И снова пришлось срочно менять весь уклад совместной жизни. Сложив все вещи сгинувшего мужа в два чемодана, Соланж отправила их в «Гуманитарную помощь». Она сохранила только кое‑какие мелочи – фотографии, запонки, шелковые галстуки, носовые платки. Леона она устроила на своем туалетном столике в коробке из ливанского кедра, где прежде держали сигары; в новом жилище, обитом изнутри темно‑красным бархатом, было уютно и хорошо пахло. В прежние счастливые времена супруги любили выкурить после ужина «Коибу» или «Монтекристо», но потом Леону пришлось отказаться от этого ритуала: малейший дымок стал гибельным для его крошечных легких.
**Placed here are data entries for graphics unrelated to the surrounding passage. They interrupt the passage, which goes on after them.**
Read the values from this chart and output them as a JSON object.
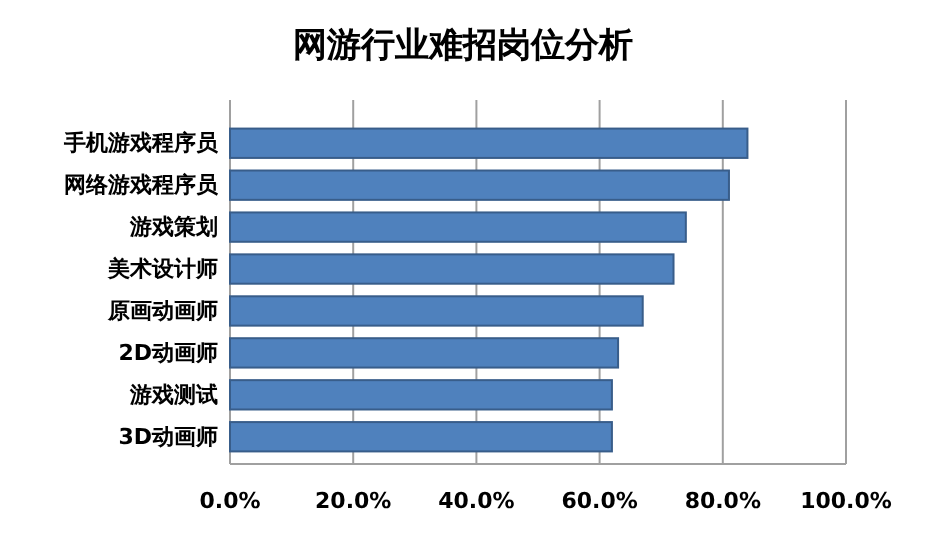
{
  "chart_data": {
    "type": "bar",
    "orientation": "horizontal",
    "title": "网游行业难招岗位分析",
    "categories": [
      "手机游戏程序员",
      "网络游戏程序员",
      "游戏策划",
      "美术设计师",
      "原画动画师",
      "2D动画师",
      "游戏测试",
      "3D动画师"
    ],
    "values": [
      84,
      81,
      74,
      72,
      67,
      63,
      62,
      62
    ],
    "color": "#4f81bd",
    "xlim": [
      0,
      100
    ],
    "xticks": [
      {
        "value": 0,
        "label": "0.0%"
      },
      {
        "value": 20,
        "label": "20.0%"
      },
      {
        "value": 40,
        "label": "40.0%"
      },
      {
        "value": 60,
        "label": "60.0%"
      },
      {
        "value": 80,
        "label": "80.0%"
      },
      {
        "value": 100,
        "label": "100.0%"
      }
    ],
    "grid": "x"
  }
}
Официально Леон был признан безвестно отсутствующим. Его кабинет перешел одному из коллег, которому Соланж – их с Леоном брак был заключен на условиях совместного владения имуществом – уступила свою долю за хорошие деньги. Оставалось организовать главное – «закон молчания». Соланж посвятила в семейную тайну няню Жозиану – та лишь перекрестилась несколько раз, узнав о новой метаморфозе месье. Она поклялась хранить секрет за солидную прибавку к жалованью. Новорожденные близнецы еще не умели говорить, хотя, похоже, все поняли. Что до двух старших, то стыд держит рот на замке получше любой угрозы: отец давно стал для них источником постоянного унижения в школе, куда ему было запрещено за ними приходить. Дубельву, который вовсю обхаживал Соланж, разумеется, был нем как рыба. В доме установили строгие правила: в присутствии посторонних ни словечка о Леоне. Маленький муж получил наказ, если позвонят в дверь, немедленно прятаться в свою коробку. Открывать запрещалось, пока он не будет в укрытии и под замком. Если к детям приходили, на день рождения или просто поиграть, школьные друзья, мама запирала крошку на ключ и прятала в свой шкаф. «Омерта» работала без сучка без задоринки. Всякий нарушитель этих нехитрых, но весьма строгих правил подвергался самому суровому наказанию. Жозиана была избрана полицейским комиссаром семьи, ответственным за дисциплину, и держала домочадцев в ежовых рукавицах. Соланж подарила ей розги, чтобы карать провинившихся; чаще других доставалось Батисту. С легкой руки Жозианы Леона теперь величали Ваша Краткость. Ей стоило изрядных усилий не прихлопнуть его в сердцах, как комара.

– Ваше счастье, что мадам за вас горой, – то и дело повторяла она ему.

Для Леона перемена оказалась столь внезапной и крутой, что он долго не мог осознать ее в полной мере. Он просто не был готов к этому чудовищному состоянию, происшедшее не укладывалось у него в голове, и объяснения Дубельву его не убедили. Какое странное ощущение – смотреть снизу вверх на игрушки своих детей, после того как побывал в сыновьях у собственной жены! Люди – включая его ненаглядную – виделись ему теперь драконами, боевыми машинами, облаченными в броню, тогда как сам он чувствовал себя голым, крошечным комочком плоти, который кто угодно может раздавить и не заметить. Даже его «копье любви» сгинуло в этом тайфуне: между ног осталось нечто невразумительное. Почему, за что великий часовщик Господь Бог пустил стрелки его часов не в лад со всем остальным миром?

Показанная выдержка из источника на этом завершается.